Guiados por Dios, decidieron ir a vivir a Nazaret, pueblecito de una de las más
deprimidas regiones de Palestina, la Galilea.
De los
largos años vividos por Jesús en Nazaret, no sabemos casi nada. El más
elocuente, Lucas, apenas nos da unos cuantos datos elementales, que él mismo
resume al final con estas escuetas palabras: el niño crecía en edad, sabiduría
y gracia ante Dios y los hombres…, y vivía sujeto a sus padres (Lc 2, 39-40. 50-53). Jesús mismo no
hablará para nada de sus años en Nazaret. Sólo se sabe que sus paisanos lo
conocían como el hijo de José, el carpintero, y que había parientes suyos mezclados
entre sus discípulos o en la multitud que le seguía.
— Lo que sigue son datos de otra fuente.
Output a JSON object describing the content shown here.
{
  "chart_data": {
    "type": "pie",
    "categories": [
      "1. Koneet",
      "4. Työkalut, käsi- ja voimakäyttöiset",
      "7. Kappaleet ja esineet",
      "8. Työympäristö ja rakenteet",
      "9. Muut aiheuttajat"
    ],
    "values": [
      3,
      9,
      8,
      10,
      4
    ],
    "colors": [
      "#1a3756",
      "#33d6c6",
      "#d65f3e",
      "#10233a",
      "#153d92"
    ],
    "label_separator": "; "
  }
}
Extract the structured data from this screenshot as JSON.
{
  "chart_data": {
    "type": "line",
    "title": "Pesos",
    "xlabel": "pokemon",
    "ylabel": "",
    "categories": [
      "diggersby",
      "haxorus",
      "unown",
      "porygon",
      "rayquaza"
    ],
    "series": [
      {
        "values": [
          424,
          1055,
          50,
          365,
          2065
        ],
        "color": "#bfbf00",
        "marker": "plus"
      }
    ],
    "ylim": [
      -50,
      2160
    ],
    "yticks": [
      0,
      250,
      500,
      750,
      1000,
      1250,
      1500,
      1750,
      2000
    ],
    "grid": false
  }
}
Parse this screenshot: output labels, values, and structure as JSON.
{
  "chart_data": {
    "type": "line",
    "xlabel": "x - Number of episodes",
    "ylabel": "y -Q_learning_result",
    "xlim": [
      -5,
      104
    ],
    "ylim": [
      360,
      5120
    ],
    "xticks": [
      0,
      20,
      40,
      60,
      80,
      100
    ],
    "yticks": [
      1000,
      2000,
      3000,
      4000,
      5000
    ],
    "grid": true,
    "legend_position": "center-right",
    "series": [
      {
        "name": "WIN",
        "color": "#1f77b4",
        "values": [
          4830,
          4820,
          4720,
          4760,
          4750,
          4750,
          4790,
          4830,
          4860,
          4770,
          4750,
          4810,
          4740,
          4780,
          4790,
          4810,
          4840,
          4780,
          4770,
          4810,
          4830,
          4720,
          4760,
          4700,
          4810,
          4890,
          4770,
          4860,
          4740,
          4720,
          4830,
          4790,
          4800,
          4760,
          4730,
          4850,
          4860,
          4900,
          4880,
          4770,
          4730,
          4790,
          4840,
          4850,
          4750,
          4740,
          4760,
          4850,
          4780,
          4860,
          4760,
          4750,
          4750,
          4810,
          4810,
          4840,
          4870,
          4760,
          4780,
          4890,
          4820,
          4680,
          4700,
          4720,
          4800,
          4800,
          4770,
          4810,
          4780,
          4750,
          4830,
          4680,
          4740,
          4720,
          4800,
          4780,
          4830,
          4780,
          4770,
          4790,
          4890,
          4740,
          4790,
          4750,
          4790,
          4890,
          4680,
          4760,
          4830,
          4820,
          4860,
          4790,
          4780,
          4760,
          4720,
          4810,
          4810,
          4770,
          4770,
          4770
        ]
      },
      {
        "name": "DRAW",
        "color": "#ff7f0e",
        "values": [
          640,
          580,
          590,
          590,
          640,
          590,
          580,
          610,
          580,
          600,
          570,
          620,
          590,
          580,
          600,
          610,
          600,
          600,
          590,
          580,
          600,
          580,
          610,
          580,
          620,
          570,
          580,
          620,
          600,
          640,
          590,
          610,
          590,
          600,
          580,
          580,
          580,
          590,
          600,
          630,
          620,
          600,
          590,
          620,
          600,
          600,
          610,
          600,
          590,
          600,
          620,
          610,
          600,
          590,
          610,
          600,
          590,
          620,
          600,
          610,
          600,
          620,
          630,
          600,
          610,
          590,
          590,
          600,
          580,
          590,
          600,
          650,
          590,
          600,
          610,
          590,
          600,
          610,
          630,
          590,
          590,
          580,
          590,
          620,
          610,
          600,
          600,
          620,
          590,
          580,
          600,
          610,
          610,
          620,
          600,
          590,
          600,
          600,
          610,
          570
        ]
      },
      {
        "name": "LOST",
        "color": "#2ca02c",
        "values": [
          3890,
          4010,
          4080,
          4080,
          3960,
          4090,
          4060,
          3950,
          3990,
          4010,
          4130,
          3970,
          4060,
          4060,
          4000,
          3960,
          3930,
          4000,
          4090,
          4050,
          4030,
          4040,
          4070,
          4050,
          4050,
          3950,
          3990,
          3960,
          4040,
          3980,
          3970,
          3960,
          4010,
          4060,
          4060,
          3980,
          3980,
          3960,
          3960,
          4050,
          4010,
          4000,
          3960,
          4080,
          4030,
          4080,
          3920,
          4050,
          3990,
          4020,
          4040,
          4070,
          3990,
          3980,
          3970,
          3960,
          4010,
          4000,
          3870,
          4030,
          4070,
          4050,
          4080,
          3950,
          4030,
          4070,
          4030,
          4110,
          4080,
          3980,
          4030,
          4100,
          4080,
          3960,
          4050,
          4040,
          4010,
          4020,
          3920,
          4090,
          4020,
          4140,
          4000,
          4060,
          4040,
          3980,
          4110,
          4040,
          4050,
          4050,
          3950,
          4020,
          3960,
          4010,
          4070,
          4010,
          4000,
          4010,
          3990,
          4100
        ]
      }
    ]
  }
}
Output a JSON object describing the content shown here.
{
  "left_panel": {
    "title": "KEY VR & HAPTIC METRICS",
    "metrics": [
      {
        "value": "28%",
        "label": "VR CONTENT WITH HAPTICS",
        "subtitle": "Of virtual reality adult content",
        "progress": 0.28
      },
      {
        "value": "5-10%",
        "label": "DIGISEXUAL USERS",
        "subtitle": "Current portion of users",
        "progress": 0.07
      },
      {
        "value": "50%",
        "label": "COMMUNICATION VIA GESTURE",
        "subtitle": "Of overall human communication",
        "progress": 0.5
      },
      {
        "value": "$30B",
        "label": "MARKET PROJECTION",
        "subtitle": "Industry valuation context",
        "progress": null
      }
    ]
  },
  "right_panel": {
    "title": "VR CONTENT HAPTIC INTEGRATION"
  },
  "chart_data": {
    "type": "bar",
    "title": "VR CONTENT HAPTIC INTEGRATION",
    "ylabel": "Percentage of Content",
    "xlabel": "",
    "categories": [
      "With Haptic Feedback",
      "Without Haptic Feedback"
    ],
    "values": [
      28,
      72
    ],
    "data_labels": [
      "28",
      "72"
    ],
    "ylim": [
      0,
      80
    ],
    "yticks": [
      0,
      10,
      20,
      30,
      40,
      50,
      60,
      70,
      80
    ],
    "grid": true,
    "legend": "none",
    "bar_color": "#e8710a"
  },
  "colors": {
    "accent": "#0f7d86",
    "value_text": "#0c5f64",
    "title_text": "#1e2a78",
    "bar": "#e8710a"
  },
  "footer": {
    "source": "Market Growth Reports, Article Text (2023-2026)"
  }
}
Pero a pesar de esta falta
de información, es obvio que Jesús, en su hogar de Nazaret, se nutrió, creció y
maduró asimilando los valores de unos padres profundamente religiosos y
enraizados en la cultura de su pueblo. Ellos forjaron su personalidad, le
marcaron el sentido de su vida desde la fe religiosa, le adiestraron para
valerse por sí y responder a la voluntad de Dios, su padre.
Es válido
por tanto reflexionar sobre la familia teniendo como referente el hogar de
Jesús. La familia es como la tierra: engendra y nutre plantas sanas o
raquíticas según la calidad de sus nutrientes. Es verdad que la familia no lo
es todo, pero es indudable que ella marca la fisonomía física, psíquica,
cultural, social y religiosa de las personas. En las relaciones familiares se
lleva a cabo el proceso de formación de la conciencia y de los valores, de la
propia seguridad y de la capacidad de expresar sentimientos y afectos.
La crisis de
la familia es una realidad preocupante. Además de ir en aumento el número de
familias disfuncionales, las bien constituidas padecen el bombardeo incesante de
mensajes que minan su unidad y consistencia: violencia, pornografía,
frivolidad, relativismo e increencia. Se añade a esto la inseguridad económica
de tantos grupos sociales: el desempleo, que genera desasosiego y obliga a
muchos a emigrar, así como la extendida costumbre o imposición de horarios
sobrecargados que hace que los padres pasen la mayor parte del día fuera del
hogar. Por estas y otras causas, la familia puede ser la primera célula
neurótica de la sociedad.
La familia es el ámbito en el que es posible vivir las
mayores alegrías y también los más duros sufrimientos y tribulaciones.
Todos
sabemos que hay tanto de lo uno como de lo otro, y que el problema no está en
la institución, en cuanto tal, sino en las personas que componen cada familia. Cuando
un hombre y una mujer se aman (y esta es la condición sine qua non para que haya familia), se da el calor afectivo que
propicia la unión, el diálogo, el espíritu de superación y, sobre todo, la fe. Sólo
sobre esta base se consolida el ámbito eficaz para la formación de personas
verdaderamente libres, responsables y seguras.